As with previous examples, we'll need to either use our local Minikube install or the GCP cluster that we've spun up. Log in to your cluster of choice, and then let's get Prometheus set up. There's actually lots of options for installing Prometheus due to the fast moving nature of the software:

• The simplest, manual method; if you'd like to build the software from the getting started documents, you can jump in with https://prometheus.io/docs/prometheus/latest/getting_started/ and get Prometheus monitoring itself.
• The middle ground, with Helm; if you'd like to take the middle road, you can install Prometheus on your cluster with Helm (https://github.com/helm/charts/tree/master/stable/prometheus).
• The advanced Operator method; if you want to use the latest and greatest, let's take a look at the Kubernetes Operator class of software, and use it to install Prometheus. The Operator was created by CoreOS, who have recently been acquired by Red Hat. That should mean interesting things for Project Atomic and Container Linux. We'll talk more about that later, however! We'll use the Operator model here.

An Operator is an application-specific controller that extends the Kubernetes API in order to manage complex stateful applications such as caches, monitoring systems, and relational or non-relational databases. The Operator uses the API in order to create, configure, and manage these stateful systems on behalf of the user. While Deployments are excellent in dealing with seamless management of stateless web applications, the Deployment object in Kubernetes struggles to orchestrate all of the moving pieces in a stateful application when it comes to scaling, upgrading, recovering from failure, and reconfiguring these systems.

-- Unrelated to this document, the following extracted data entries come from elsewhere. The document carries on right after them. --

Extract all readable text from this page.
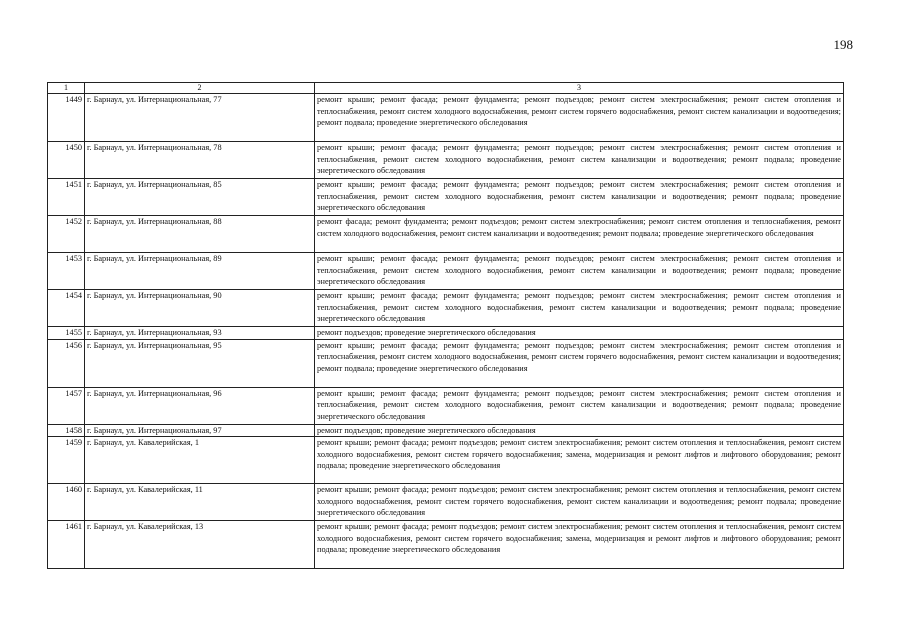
198
1	2	3
1449	г. Барнаул, ул. Интернациональная, 77	ремонт крыши; ремонт фасада; ремонт фундамента; ремонт подъездов; ремонт систем электроснабжения; ремонт систем отопления и теплоснабжения, ремонт систем холодного водоснабжения, ремонт систем горячего водоснабжения, ремонт систем канализации и водоотведения; ремонт подвала; проведение энергетического обследования
1450	г. Барнаул, ул. Интернациональная, 78	ремонт крыши; ремонт фасада; ремонт фундамента; ремонт подъездов; ремонт систем электроснабжения; ремонт систем отопления и теплоснабжения, ремонт систем холодного водоснабжения, ремонт систем канализации и водоотведения; ремонт подвала; проведение энергетического обследования
1451	г. Барнаул, ул. Интернациональная, 85	ремонт крыши; ремонт фасада; ремонт фундамента; ремонт подъездов; ремонт систем электроснабжения; ремонт систем отопления и теплоснабжения, ремонт систем холодного водоснабжения, ремонт систем канализации и водоотведения; ремонт подвала; проведение энергетического обследования
1452	г. Барнаул, ул. Интернациональная, 88	ремонт фасада; ремонт фундамента; ремонт подъездов; ремонт систем электроснабжения; ремонт систем отопления и теплоснабжения, ремонт систем холодного водоснабжения, ремонт систем канализации и водоотведения; ремонт подвала; проведение энергетического обследования
1453	г. Барнаул, ул. Интернациональная, 89	ремонт крыши; ремонт фасада; ремонт фундамента; ремонт подъездов; ремонт систем электроснабжения; ремонт систем отопления и теплоснабжения, ремонт систем холодного водоснабжения, ремонт систем канализации и водоотведения; ремонт подвала; проведение энергетического обследования
1454	г. Барнаул, ул. Интернациональная, 90	ремонт крыши; ремонт фасада; ремонт фундамента; ремонт подъездов; ремонт систем электроснабжения; ремонт систем отопления и теплоснабжения, ремонт систем холодного водоснабжения, ремонт систем канализации и водоотведения; ремонт подвала; проведение энергетического обследования
1455	г. Барнаул, ул. Интернациональная, 93	ремонт подъездов; проведение энергетического обследования
1456	г. Барнаул, ул. Интернациональная, 95	ремонт крыши; ремонт фасада; ремонт фундамента; ремонт подъездов; ремонт систем электроснабжения; ремонт систем отопления и теплоснабжения, ремонт систем холодного водоснабжения, ремонт систем горячего водоснабжения, ремонт систем канализации и водоотведения; ремонт подвала; проведение энергетического обследования
1457	г. Барнаул, ул. Интернациональная, 96	ремонт крыши; ремонт фасада; ремонт фундамента; ремонт подъездов; ремонт систем электроснабжения; ремонт систем отопления и теплоснабжения, ремонт систем холодного водоснабжения, ремонт систем канализации и водоотведения; ремонт подвала; проведение энергетического обследования
1458	г. Барнаул, ул. Интернациональная, 97	ремонт подъездов; проведение энергетического обследования
1459	г. Барнаул, ул. Кавалерийская, 1	ремонт крыши; ремонт фасада; ремонт подъездов; ремонт систем электроснабжения; ремонт систем отопления и теплоснабжения, ремонт систем холодного водоснабжения, ремонт систем горячего водоснабжения; замена, модернизация и ремонт лифтов и лифтового оборудования; ремонт подвала; проведение энергетического обследования
1460	г. Барнаул, ул. Кавалерийская, 11	ремонт крыши; ремонт фасада; ремонт подъездов; ремонт систем электроснабжения; ремонт систем отопления и теплоснабжения, ремонт систем холодного водоснабжения, ремонт систем горячего водоснабжения, ремонт систем канализации и водоотведения; ремонт подвала; проведение энергетического обследования
1461	г. Барнаул, ул. Кавалерийская, 13	ремонт крыши; ремонт фасада; ремонт подъездов; ремонт систем электроснабжения; ремонт систем отопления и теплоснабжения, ремонт систем холодного водоснабжения, ремонт систем горячего водоснабжения; замена, модернизация и ремонт лифтов и лифтового оборудования; ремонт подвала; проведение энергетического обследования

Operators leverage some core Kubernetes concepts that we've discussed in other chapters. Resources (ReplicaSets) and Controllers (for example Deployments, Services, and DaemonSets) are leverage with additional operational knowledge of the manual steps that are encoded in the Operator software. For example, when you scale up an etcd cluster manually, one of the key steps in the process is to create a DNS name for the new etcd member that can be used to route to the new member once it's been added to the cluster. With the Operator pattern being used, that systematized knowledge is built into the Operator class to provide the cluster administrator with seamless updates to the etcd software.

The difficulty in creating operators is understanding the underlying functionality of the stateful software in question, and then encoding that into a resource configuration and control loop. Keep in mind that Kubernetes can be thought of as simply being a large distributed messaging queue, with messages that exist in the form of a YAML blob of declarative state that the cluster operator defines, which the Kubernetes system puts into place.